Contre la tendance générale de la transformation à faible émission de carbone dans l'industrie manufacturière, de plus en plus de petits fabricants commencent à envisager de remplacer les chariots élévateurs à combustion interne traditionnels par des modèles électriques, pour répondre à des exigences de protection de l'environnement de plus en plus strictes, réduire les coûts d'utilisation à long terme et créer un environnement d'exploitation plus sûr dans des ateliers fermés. Contrairement aux grandes entreprises manufacturières disposant de réserves de capital suffisantes, de systèmes d'installations complets et d'équipes de gestion logistique professionnelles, les petites et micro entités manufacturières rencontrent souvent une série d'obstacles pratiques uniques dans le processus de promotion du remplacement.

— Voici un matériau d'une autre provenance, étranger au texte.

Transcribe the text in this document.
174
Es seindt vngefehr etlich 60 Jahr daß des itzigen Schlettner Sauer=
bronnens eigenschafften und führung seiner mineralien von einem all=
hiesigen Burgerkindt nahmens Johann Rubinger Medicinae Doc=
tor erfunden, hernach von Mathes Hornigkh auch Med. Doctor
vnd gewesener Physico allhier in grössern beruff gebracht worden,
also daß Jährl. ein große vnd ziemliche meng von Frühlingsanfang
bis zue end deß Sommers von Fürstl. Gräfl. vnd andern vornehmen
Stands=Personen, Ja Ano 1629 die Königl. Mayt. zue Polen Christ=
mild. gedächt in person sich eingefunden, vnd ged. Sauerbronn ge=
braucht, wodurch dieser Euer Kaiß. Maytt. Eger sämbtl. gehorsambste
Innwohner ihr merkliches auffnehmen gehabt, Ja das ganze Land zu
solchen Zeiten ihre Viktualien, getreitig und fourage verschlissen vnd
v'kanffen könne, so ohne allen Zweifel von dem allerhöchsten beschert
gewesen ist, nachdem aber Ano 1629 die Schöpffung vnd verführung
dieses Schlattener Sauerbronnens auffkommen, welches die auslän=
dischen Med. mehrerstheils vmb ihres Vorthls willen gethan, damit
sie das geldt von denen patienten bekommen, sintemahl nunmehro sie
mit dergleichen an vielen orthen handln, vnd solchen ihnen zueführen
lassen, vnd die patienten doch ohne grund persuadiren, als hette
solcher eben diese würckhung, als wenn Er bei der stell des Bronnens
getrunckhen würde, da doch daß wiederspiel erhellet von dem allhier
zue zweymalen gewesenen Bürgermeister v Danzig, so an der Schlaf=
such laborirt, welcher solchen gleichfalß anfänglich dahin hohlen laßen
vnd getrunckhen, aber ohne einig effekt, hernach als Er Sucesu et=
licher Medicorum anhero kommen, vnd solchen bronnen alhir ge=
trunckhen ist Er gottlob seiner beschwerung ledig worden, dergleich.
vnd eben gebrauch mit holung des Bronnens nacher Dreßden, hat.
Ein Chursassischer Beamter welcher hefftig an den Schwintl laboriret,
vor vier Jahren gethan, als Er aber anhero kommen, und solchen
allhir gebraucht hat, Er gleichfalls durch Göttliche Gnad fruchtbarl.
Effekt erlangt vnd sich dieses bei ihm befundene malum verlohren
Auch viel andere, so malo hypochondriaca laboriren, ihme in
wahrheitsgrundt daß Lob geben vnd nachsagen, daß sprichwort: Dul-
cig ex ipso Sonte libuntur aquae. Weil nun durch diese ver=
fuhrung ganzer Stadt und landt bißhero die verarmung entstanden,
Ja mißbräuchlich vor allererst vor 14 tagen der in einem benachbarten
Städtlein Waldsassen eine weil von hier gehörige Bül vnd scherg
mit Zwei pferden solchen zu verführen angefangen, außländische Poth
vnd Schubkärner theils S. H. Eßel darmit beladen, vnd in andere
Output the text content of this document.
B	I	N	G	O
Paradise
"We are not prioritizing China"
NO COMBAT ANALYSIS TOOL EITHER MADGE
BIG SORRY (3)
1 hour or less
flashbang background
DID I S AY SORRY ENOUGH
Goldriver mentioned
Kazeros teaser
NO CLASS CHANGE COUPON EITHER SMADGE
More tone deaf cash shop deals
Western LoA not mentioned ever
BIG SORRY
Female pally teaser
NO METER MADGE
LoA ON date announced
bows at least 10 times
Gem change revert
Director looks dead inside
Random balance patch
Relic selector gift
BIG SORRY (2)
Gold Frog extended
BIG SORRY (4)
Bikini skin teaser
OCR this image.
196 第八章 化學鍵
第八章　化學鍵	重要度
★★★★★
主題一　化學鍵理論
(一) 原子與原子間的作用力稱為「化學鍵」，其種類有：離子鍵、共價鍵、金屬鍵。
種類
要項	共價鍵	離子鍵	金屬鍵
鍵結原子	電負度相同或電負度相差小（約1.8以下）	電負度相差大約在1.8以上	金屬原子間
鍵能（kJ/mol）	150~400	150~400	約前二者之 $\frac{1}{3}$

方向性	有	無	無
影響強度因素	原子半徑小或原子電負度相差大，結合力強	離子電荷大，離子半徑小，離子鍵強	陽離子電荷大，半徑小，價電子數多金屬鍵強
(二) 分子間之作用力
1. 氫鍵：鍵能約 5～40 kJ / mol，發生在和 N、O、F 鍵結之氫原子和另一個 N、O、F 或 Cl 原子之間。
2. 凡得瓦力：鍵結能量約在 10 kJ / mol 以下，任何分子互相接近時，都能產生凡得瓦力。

Le premier défi majeur vient de la pression de l'investissement initial en capital. Le coût d'achat initial d'un chariot élévateur électrique unique est généralement plus élevé que celui d'un modèle à carburant avec la même capacité de charge, ce qui occupe une part non négligeable dans le flux de trésorerie serré des petits fabricants. La plupart des petites usines doivent allouer des fonds limités à l'approvisionnement en matières premières, au paiement du salaire des employés et à la maintenance de la chaîne de production, et il faut généralement un long cycle de récupération pour compenser l'investissement initial en économisant du carburant et des coûts de maintenance quotidiens. Une fois que l'entreprise fait face à des fluctuations saisonnières des commandes, la pression sur la rotation du capital sera encore accrue.
Le deuxième défi majeur réside dans l'adaptation de l'infrastructure de charge. De nombreux petits fabricants louent des zones d'usine qui ne permettent pas la transformation du réseau électrique à grande échelle et l'installation de piles de charge fixes. Leur entrepôt et leur atelier d'origine ne réservent pas de zone spéciale de charge et de remplacement des batteries, et la charge électrique existante de l'usine ne peut pas supporter la charge simultanée de plusieurs chariots élévateurs électriques. Sans planification préalable raisonnable, des situations telles qu'une perte de puissance soudaine des chariots élévateurs pendant la période de pointe de manutention des matériaux peuvent se produire, ce qui perturbera le rythme de production normal.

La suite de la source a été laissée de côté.